IAB Rolls Out 'Universal Ad Package'

It's clear the ad industry group believes bigger is better as it recommends four standard ad sizes, dropping the standard banner from the list.

The Interactive Advertising Bureau (IAB) announced Wednesday that its ad-sizing committee recommended a standard suite of four ad sizes for publishers, the Universal Ad Package, to give agencies an easy and efficient way to design online ads to run across a number of sites.

“There’s certainly been a recommendation we’ve heard very loudly that we need to make the business more effective and more efficient,” said Greg Stuart, IAB’s president and chief executive. “And at the end of the day, I think it’s the publishers responsibility to do that.”

Adam Gerber, interactive committee chairman of the American Association of Advertising Agencies (AAAA), supports the standards, saying they “will result in a stronger, more unified creative palette and will make it simple to reach a majority of the Internet audience.”

The committee, which includes AOL, MSN, Yahoo and CNET Networks, settled on four large sizes, including a brand-new ad size that would be the largest IAB has endorsed, sending the clear message that, in its opinion, bigger is better for online ads.

The Universal Ad Package, which is a subset of the 15 ad sizes on which the IAB has guidelines, includes four sizes of ads: a 160 x 600 “wide skyscraper,” a 300 x 250 “medium rectangle,” an 180 x 150 “rectangle,” and a 728 x 90 “leader board.” This is down from the six sizes recommended when the IAB last issued guidelines, in February 2001.

Notably absent from the list of specifications is the 468 x 60 banner — or the “much-maligned banner,” as Stuart jokingly called it.

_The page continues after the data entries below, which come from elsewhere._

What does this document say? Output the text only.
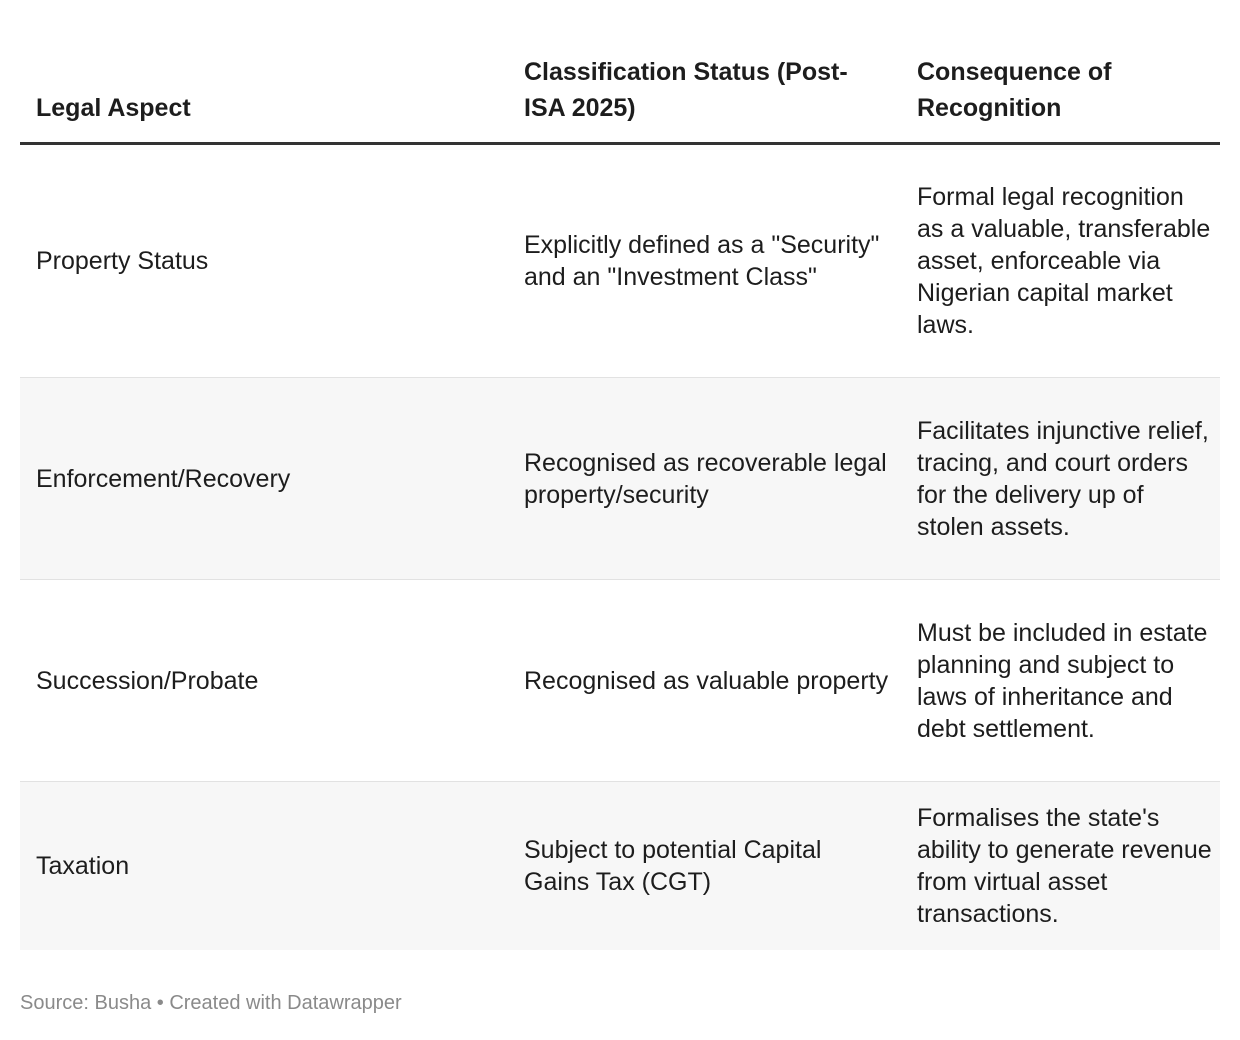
Legal Aspect	Classification Status (Post-ISA 2025)	Consequence of Recognition
Property Status	Explicitly defined as a "Security" and an "Investment Class"	Formal legal recognition as a valuable, transferable asset, enforceable via Nigerian capital market laws.
Enforcement/Recovery	Recognised as recoverable legal property/security	Facilitates injunctive relief, tracing, and court orders for the delivery up of stolen assets.
Succession/Probate	Recognised as valuable property	Must be included in estate planning and subject to laws of inheritance and debt settlement.
Taxation	Subject to potential Capital Gains Tax (CGT)	Formalises the state's ability to generate revenue from virtual asset transactions.
Source: Busha • Created with Datawrapper
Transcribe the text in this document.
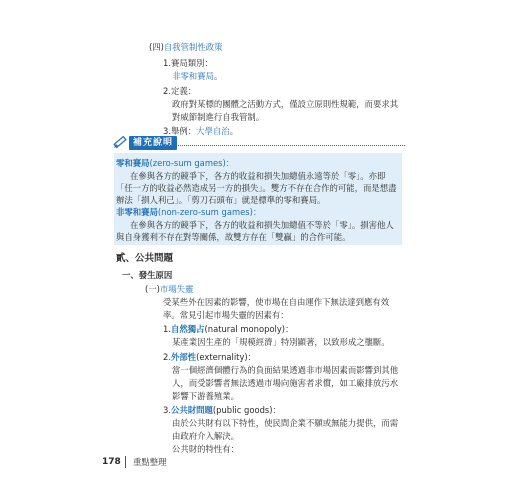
(四)自我管制性政策
1.賽局類別：
非零和賽局。
2.定義：
政府對某標的團體之活動方式，僅設立原則性規範，而要求其
對威節制進行自我管制。
3.舉例：大學自治。
補充說明
零和賽局(zero-sum games)：
在參與各方的競爭下，各方的收益和損失加總值永遠等於「零」。亦即
「任一方的收益必然造成另一方的損失」。雙方不存在合作的可能，而是想盡
辦法「損人利己」。「剪刀石頭布」就是標準的零和賽局。
非零和賽局(non-zero-sum games)：
在參與各方的競爭下，各方的收益和損失加總值不等於「零」。損害他人
與自身獲利不存在對等關係，故雙方存在「雙贏」的合作可能。
貳、公共問題
一、發生原因
(一)市場失靈
受某些外在因素的影響，使市場在自由運作下無法達到應有效
率。常見引起市場失靈的因素有：
1.自然獨占(natural monopoly)：
某產業因生產的「規模經濟」特別顯著，以致形成之壟斷。
2.外部性(externality)：
當一個經濟個體行為的負面結果透過非市場因素而影響到其他
人，而受影響者無法透過市場向施害者求償，如工廠排放污水
影響下游養殖業。
3.公共財問題(public goods)：
由於公共財有以下特性，使民間企業不願或無能力提供，而需
由政府介入解決。
公共財的特性有：
178 重點整理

While defending its effectiveness, Stuart said agencies felt the industry needed to move in a different direction, to larger and more innovative formats. He also said the banner had developed a stigma, as the symbol of online advertising’s problems over the last two years.

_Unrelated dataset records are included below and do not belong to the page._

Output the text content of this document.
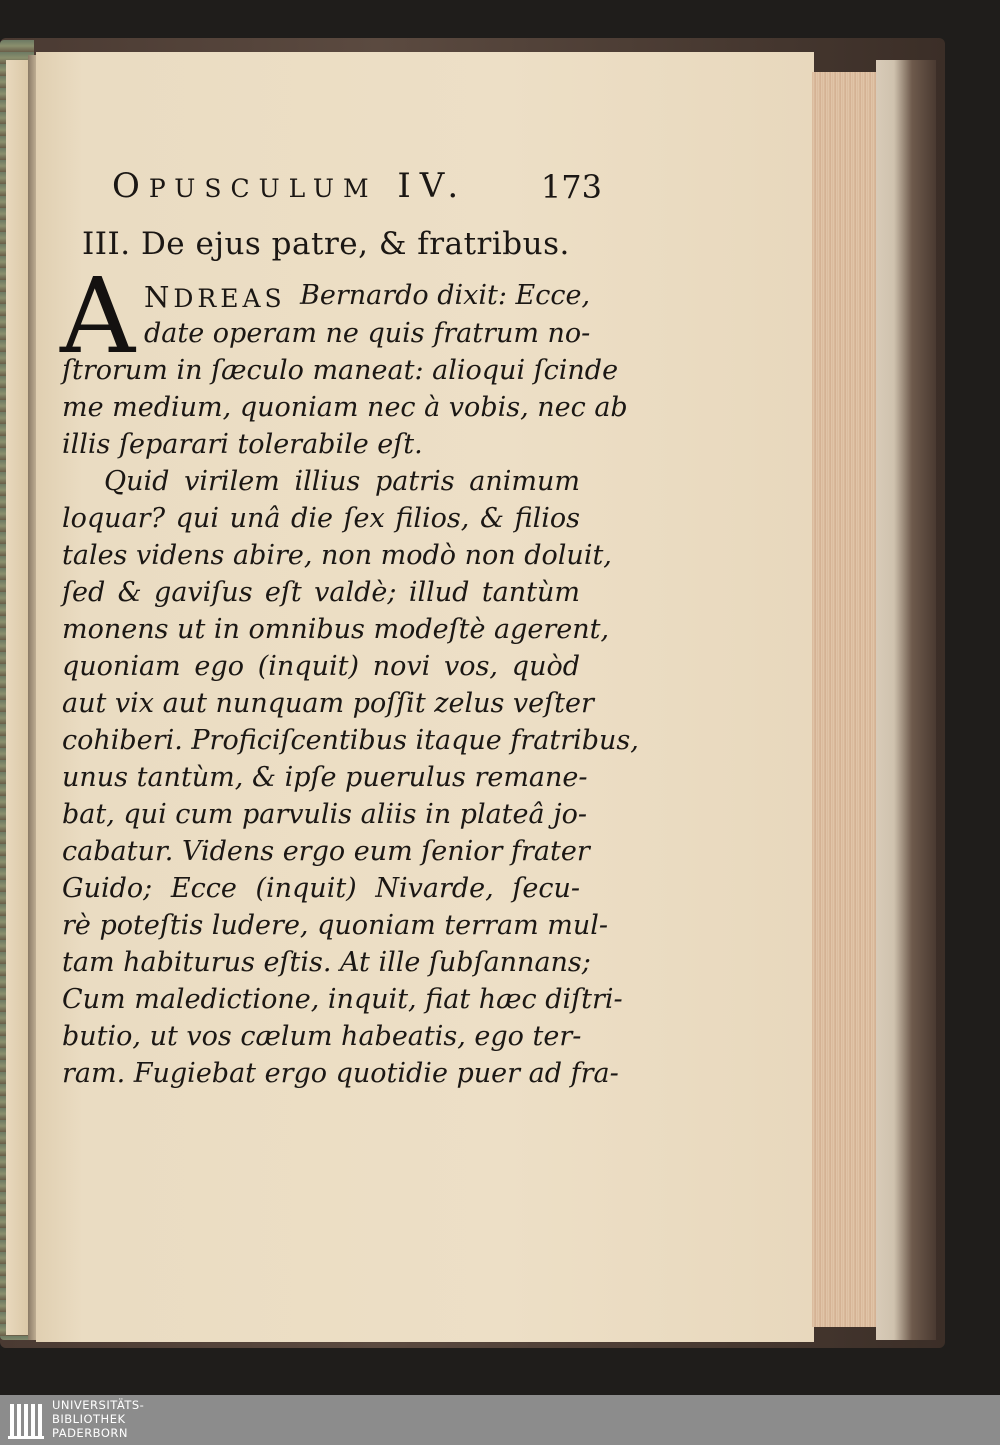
OPUSCULUM IV. 173
III. De ejus patre, & fratribus.
A NDREAS Bernardo dixit: Ecce,
date operam ne quis fratrum no-
ſtrorum in ſæculo maneat: alioqui ſcinde
me medium, quoniam nec à vobis, nec ab
illis ſeparari tolerabile eſt.
Quid virilem illius patris animum
loquar? qui unâ die ſex filios, & filios
tales videns abire, non modò non doluit,
ſed & gaviſus eſt valdè; illud tantùm
monens ut in omnibus modeſtè agerent,
quoniam ego (inquit) novi vos, quòd
aut vix aut nunquam poſſit zelus veſter
cohiberi. Proficiſcentibus itaque fratribus,
unus tantùm, & ipſe puerulus remane-
bat, qui cum parvulis aliis in plateâ jo-
cabatur. Videns ergo eum ſenior frater
Guido; Ecce (inquit) Nivarde, ſecu-
rè poteſtis ludere, quoniam terram mul-
tam habiturus eſtis. At ille ſubſannans;
Cum maledictione, inquit, fiat hæc diſtri-
butio, ut vos cælum habeatis, ego ter-
ram. Fugiebat ergo quotidie puer ad fra-
UNIVERSITÄTS-
BIBLIOTHEK
PADERBORN
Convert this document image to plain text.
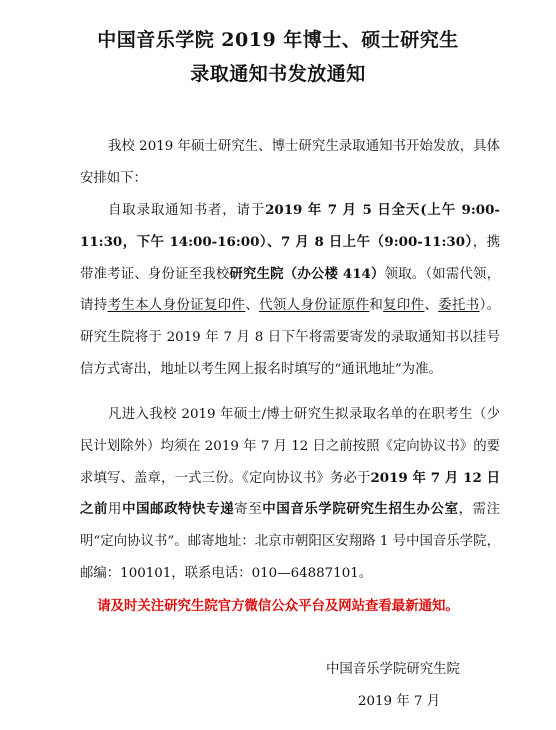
中国音乐学院 2019 年博士、硕士研究生
录取通知书发放通知
我校 2019 年硕士研究生、博士研究生录取通知书开始发放，具体安排如下：
自取录取通知书者，请于2019 年 7 月 5 日全天(上午 9:00-11:30，下午 14:00-16:00）、7 月 8 日上午（9:00-11:30），携带准考证、身份证至我校研究生院（办公楼 414）领取。（如需代领，请持考生本人身份证复印件、代领人身份证原件和复印件、委托书）。研究生院将于 2019 年 7 月 8 日下午将需要寄发的录取通知书以挂号信方式寄出，地址以考生网上报名时填写的“通讯地址”为准。
凡进入我校 2019 年硕士/博士研究生拟录取名单的在职考生（少民计划除外）均须在 2019 年 7 月 12 日之前按照《定向协议书》的要求填写、盖章，一式三份。《定向协议书》务必于2019 年 7 月 12 日之前用中国邮政特快专递寄至中国音乐学院研究生招生办公室，需注明“定向协议书”。邮寄地址：北京市朝阳区安翔路 1 号中国音乐学院，邮编：100101，联系电话：010—64887101。
请及时关注研究生院官方微信公众平台及网站查看最新通知。
中国音乐学院研究生院
2019 年 7 月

“It’s premature to say for sure where it will end up,” he said. “If it dies, we’re not going to be crying for it.”

The IAB will solicit feedback from members over the next two months at its Web site. Stuart said that, after some tweaks, the package would be presented to agencies and advertisers in February, with publishers expected to reach compliance over the next year to 18 months.

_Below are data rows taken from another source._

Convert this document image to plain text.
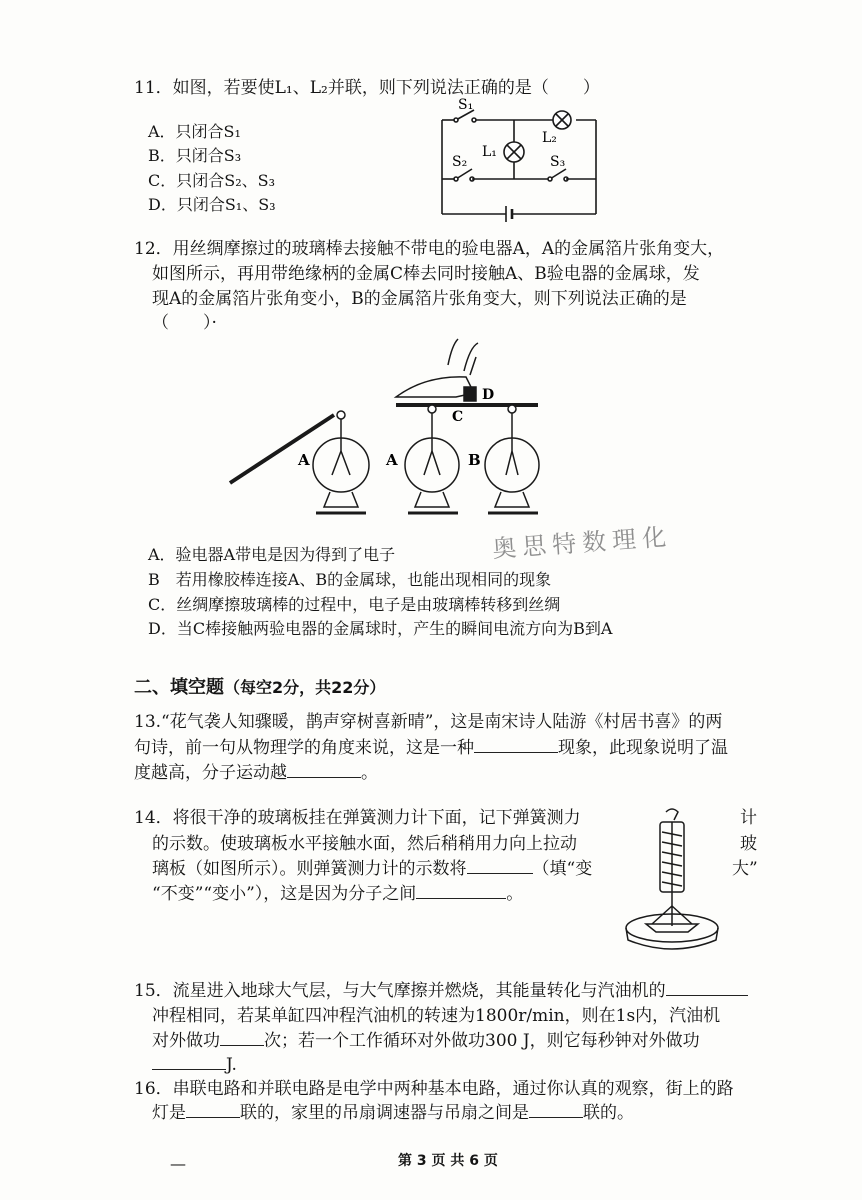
11．如图，若要使L₁、L₂并联，则下列说法正确的是（　　）
A．只闭合S₁
B．只闭合S₃
C．只闭合S₂、S₃
D．只闭合S₁、S₃
S₁
S₂	S₃
L₁
L₂
12．用丝绸摩擦过的玻璃棒去接触不带电的验电器A，A的金属箔片张角变大，
如图所示，再用带绝缘柄的金属C棒去同时接触A、B验电器的金属球，发
现A的金属箔片张角变小，B的金属箔片张角变大，则下列说法正确的是
（　　）·
A	A	B
C
D
奥思特数理化
A．验电器A带电是因为得到了电子
B　若用橡胶棒连接A、B的金属球，也能出现相同的现象
C．丝绸摩擦玻璃棒的过程中，电子是由玻璃棒转移到丝绸
D．当C棒接触两验电器的金属球时，产生的瞬间电流方向为B到A
二、填空题（每空2分，共22分）
13.“花气袭人知骤暖，鹊声穿树喜新晴”，这是南宋诗人陆游《村居书喜》的两
句诗，前一句从物理学的角度来说，这是一种	现象，此现象说明了温
度越高，分子运动越	。
14．将很干净的玻璃板挂在弹簧测力计下面，记下弹簧测力	计
的示数。使玻璃板水平接触水面，然后稍稍用力向上拉动	玻
璃板（如图所示）。则弹簧测力计的示数将	（填“变	大”
“不变”“变小”），这是因为分子之间	。
15．流星进入地球大气层，与大气摩擦并燃烧，其能量转化与汽油机的
冲程相同，若某单缸四冲程汽油机的转速为1800r/min，则在1s内，汽油机
对外做功	次；若一个工作循环对外做功300 J，则它每秒钟对外做功
J.
16．串联电路和并联电路是电学中两种基本电路，通过你认真的观察，街上的路
灯是	联的，家里的吊扇调速器与吊扇之间是	联的。
—	第 3 页 共 6 页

The year to 18-month window gives publishers time to alter their content management systems to accept the standard formats, Stuart said.

The Universal Ad Package will also include IAB guidelines for such things as file weight (in GIF/JPEG and Flash), animation length and audio.

The newest and largest format is the leader board, which was pioneered by CNET. Stuart credited the IAB’s chairman, Shelby Bonnie, for his leadership on the issue.

“People at the top of each one of the major Internet businesses have worked for Shelby,” noted Stuart. “He’s quite a force in getting stuff like this done.”

Jeff Bernstein, MSN’s director of ad planning and the committee’s chairman, praised the cooperative work of the committee’s other members for working together to make the changes necessary for the industry to move forward.

“There was a ton of cooperation on this,” he said. “There was a general recognition among the publishers that we’re not just battling each other but we’re also battling other media” for advertising dollars.

Bernstein said the committee’s member companies solicited agency feedback and shared their own research into how users’ perceived and interacted with various sizes, determining which were the most effective.

The online ad industry still faces a host of nettlesome standards problems, according to AAAA’s Gerber, including rich media, streaming and broadband specifications.